Hoje em dia a princesa escolhe, o príncipe tem que saber fazer bem mais do que lutar e beijar, e não é fácil a conquista, nem o relacionamento recebe tão entusiasmante prognóstico, como então. Shrek mostra-nos esta evolução da mentalidade, do comportamento, da importância dada às razões do coração. Nesta nova história há menos certezas, as coisas não se apresentam como definitivas, põe-se em causa muito do estabelecido e maioritariamente aceite e a diferença, o individuo, o valor essencial, por oposição a títulos e indicadores de estatuto, ganham agora voz. Neste mundo impera o ambiente de revolução, de contra-ataque, de reconstrução de um mundo alternativo a esse outro tão seguro, mas por certo pouco democrático e pouco dado a valorizar o diferente.. Há nesta história em bonecos uma resposta ao maravilhoso clássico da minha infância. Uma resposta que será a história que embala as meninas e meninos de hoje. Updated. É uma história para o século XXI, moderna. E tal modernismo repele o autoritarismo: O Destino contrariou a escolha dos reis e o poder da fada invejosa: o príncipe nomeado não chegou a tempo de salvar a princesa; também se condena a passividade do individuo, é dada a Fiona a escolha do seu futuro(A Beleza e o marido);Ainda que sem títulos, o Ogre nunca desiste de ser quem é não se fica e grande poder reflexivo, reivindicativo e educativo é dado a um burro, a quem sobejam qualidades que desde logo nos fazem questionar a imagem que gravamos com o Pinóquio da Disney, onde a metamorfose de menino a burro era usada no seu sentido mais literal e tenebroso. Aqui o burro parece ter a escola toda, e na amizade com o ogre a todos dá uma lição.

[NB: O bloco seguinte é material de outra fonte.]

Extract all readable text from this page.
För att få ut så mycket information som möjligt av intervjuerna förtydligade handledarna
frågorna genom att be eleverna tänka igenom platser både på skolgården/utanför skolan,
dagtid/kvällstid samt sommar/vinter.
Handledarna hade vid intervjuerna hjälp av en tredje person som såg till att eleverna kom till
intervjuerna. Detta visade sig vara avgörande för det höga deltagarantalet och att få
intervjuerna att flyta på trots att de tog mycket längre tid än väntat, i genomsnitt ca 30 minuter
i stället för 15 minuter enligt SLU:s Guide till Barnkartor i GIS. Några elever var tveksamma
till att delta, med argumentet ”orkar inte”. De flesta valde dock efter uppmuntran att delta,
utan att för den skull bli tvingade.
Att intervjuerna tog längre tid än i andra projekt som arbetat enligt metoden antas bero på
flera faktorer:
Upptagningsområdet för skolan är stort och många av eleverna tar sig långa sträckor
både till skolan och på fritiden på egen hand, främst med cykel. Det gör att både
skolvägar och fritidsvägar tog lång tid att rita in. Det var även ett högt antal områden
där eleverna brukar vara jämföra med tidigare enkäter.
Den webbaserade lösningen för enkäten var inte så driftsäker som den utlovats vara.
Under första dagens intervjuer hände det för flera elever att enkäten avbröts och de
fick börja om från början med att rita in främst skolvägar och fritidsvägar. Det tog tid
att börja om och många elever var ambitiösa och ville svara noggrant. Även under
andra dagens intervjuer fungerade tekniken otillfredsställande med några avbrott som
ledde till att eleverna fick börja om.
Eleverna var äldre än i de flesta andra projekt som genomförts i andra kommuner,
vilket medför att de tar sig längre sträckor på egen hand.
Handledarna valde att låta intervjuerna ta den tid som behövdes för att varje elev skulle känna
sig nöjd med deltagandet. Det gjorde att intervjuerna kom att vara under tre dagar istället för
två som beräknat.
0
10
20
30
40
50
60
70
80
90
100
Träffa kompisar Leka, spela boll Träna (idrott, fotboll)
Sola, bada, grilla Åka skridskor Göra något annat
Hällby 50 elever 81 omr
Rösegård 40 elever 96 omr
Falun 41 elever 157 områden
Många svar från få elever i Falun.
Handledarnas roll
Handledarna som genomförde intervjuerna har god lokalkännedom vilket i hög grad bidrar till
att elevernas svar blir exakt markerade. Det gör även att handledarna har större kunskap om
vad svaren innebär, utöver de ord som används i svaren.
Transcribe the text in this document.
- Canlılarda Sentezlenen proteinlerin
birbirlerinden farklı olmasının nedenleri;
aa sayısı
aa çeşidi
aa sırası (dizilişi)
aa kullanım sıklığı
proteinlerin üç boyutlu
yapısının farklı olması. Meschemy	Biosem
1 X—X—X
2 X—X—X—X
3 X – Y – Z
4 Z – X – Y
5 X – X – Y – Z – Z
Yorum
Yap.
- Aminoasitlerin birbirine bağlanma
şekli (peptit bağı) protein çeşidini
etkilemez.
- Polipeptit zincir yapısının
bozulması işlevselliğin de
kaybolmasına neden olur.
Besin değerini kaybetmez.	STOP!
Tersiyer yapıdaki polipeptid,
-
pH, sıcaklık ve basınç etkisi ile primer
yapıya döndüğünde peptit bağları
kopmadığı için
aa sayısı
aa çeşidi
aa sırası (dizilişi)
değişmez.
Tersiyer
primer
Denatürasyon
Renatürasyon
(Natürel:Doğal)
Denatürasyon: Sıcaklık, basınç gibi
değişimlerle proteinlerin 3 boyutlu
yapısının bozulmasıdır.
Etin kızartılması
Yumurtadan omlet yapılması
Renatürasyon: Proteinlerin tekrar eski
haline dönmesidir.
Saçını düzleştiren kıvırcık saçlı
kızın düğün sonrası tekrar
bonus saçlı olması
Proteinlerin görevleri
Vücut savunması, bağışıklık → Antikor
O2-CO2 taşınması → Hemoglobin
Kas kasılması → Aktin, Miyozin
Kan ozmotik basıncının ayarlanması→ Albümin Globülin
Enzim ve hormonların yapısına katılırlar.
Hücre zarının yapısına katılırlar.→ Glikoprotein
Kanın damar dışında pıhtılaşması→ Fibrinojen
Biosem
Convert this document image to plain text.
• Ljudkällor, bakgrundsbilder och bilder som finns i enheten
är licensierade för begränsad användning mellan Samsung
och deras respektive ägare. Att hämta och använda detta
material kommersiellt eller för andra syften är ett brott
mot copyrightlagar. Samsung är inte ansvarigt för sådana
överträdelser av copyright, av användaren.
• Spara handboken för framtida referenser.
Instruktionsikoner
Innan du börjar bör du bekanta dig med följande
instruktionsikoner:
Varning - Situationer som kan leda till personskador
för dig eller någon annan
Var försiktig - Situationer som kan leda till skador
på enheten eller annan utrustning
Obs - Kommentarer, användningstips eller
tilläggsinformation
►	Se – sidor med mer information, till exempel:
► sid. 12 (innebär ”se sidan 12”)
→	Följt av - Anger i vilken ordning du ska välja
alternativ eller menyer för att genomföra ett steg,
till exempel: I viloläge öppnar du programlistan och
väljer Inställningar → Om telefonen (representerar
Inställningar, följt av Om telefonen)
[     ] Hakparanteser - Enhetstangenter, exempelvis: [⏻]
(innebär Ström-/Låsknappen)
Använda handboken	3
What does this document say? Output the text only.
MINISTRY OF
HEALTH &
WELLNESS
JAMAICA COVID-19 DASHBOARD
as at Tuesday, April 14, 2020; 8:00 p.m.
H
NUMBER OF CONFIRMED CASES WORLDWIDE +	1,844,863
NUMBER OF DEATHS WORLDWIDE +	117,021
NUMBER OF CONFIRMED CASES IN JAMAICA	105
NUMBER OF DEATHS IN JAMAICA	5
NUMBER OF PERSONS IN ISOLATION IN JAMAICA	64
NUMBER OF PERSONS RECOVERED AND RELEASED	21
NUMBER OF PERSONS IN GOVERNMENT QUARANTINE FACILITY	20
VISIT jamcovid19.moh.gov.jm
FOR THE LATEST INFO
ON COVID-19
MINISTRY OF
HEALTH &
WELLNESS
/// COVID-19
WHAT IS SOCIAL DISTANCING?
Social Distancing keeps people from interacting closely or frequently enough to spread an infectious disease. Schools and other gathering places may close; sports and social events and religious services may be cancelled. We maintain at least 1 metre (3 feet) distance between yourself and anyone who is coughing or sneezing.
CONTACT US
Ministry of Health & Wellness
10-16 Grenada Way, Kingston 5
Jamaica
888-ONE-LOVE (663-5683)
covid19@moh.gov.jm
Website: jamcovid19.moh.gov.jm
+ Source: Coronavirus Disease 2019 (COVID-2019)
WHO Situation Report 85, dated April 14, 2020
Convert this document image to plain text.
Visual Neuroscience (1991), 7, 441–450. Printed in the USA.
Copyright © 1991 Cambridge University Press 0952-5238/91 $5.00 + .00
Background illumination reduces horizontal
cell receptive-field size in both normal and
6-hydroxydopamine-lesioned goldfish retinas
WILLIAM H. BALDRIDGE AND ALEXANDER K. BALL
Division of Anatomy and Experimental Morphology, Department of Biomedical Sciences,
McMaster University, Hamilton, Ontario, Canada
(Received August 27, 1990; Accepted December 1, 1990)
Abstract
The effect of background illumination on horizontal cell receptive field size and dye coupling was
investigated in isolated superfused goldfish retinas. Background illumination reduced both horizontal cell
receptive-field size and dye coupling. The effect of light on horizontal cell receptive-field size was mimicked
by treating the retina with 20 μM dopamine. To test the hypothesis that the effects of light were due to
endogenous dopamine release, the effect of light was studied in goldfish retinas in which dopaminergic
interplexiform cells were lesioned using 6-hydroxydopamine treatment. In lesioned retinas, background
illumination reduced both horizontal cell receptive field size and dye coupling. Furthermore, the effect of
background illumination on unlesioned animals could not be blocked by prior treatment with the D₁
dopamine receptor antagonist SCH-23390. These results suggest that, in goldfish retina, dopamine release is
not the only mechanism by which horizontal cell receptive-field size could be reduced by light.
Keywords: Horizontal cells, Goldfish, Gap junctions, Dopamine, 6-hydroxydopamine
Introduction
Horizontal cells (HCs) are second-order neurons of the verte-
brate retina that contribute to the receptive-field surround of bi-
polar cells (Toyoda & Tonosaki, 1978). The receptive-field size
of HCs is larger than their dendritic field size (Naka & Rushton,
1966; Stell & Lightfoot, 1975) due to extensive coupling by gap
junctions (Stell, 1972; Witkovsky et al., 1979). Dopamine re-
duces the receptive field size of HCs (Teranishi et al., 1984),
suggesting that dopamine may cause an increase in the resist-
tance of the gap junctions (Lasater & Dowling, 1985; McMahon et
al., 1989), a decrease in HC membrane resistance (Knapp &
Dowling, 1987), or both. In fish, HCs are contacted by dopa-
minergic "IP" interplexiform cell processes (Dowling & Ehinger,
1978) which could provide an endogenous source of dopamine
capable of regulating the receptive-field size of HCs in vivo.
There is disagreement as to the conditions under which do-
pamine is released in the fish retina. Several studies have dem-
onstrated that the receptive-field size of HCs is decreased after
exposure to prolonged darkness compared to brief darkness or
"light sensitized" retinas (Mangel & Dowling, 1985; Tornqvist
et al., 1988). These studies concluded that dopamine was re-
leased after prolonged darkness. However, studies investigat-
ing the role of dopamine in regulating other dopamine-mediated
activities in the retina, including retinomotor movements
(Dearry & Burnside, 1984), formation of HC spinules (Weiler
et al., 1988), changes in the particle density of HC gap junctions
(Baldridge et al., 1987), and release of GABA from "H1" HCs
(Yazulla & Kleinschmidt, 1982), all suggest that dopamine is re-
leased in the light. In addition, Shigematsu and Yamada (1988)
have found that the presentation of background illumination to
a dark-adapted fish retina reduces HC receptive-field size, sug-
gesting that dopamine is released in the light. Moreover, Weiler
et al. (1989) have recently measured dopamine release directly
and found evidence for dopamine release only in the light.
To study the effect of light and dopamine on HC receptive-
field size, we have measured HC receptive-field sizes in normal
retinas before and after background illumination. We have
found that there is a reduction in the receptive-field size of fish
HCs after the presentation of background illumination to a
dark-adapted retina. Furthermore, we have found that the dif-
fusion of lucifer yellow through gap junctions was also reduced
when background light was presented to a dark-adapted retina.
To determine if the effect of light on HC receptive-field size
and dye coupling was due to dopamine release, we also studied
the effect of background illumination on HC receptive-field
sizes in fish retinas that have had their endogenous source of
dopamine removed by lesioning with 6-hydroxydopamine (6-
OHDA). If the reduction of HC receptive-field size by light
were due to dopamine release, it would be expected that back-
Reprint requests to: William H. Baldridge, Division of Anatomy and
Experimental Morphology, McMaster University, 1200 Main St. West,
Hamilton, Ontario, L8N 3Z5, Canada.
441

Há coisas que nunca mudam, outras que mudam pouco, mas algumas mudam muito, lentamente. Sempre houve heróis, nos contos de fadas, príncipes e princesas, castelos e dragões. E com estas histórias e seres aprendemos o que queremos vir a ser, o que devemos desejar, dão-nos tinta para colorir os sonhos, modelos disfarçados de diversão . E com o passar do tempo a revolução acabou por chegar ao reino do maravilhoso: o Ogre verde salva a princesa antes do príncipe e forma-se um improvável casal. Demasiado para os conservadores reis e pais de Fiona, que imaginaram algo diferente, mas todos no final fazem parte da mudança, e adoptam a diferença como valor, merecedor da diferença e não do desprezo ou escárnio. O Ogre é verde, mas fica-lhe bem. No final Shrek tem nome próprio, ao contrário dos príncipes das velhas histórias, de quem apenas restava o título na memória.E ao contrário da tradição é ele "a cabeça de cartaz".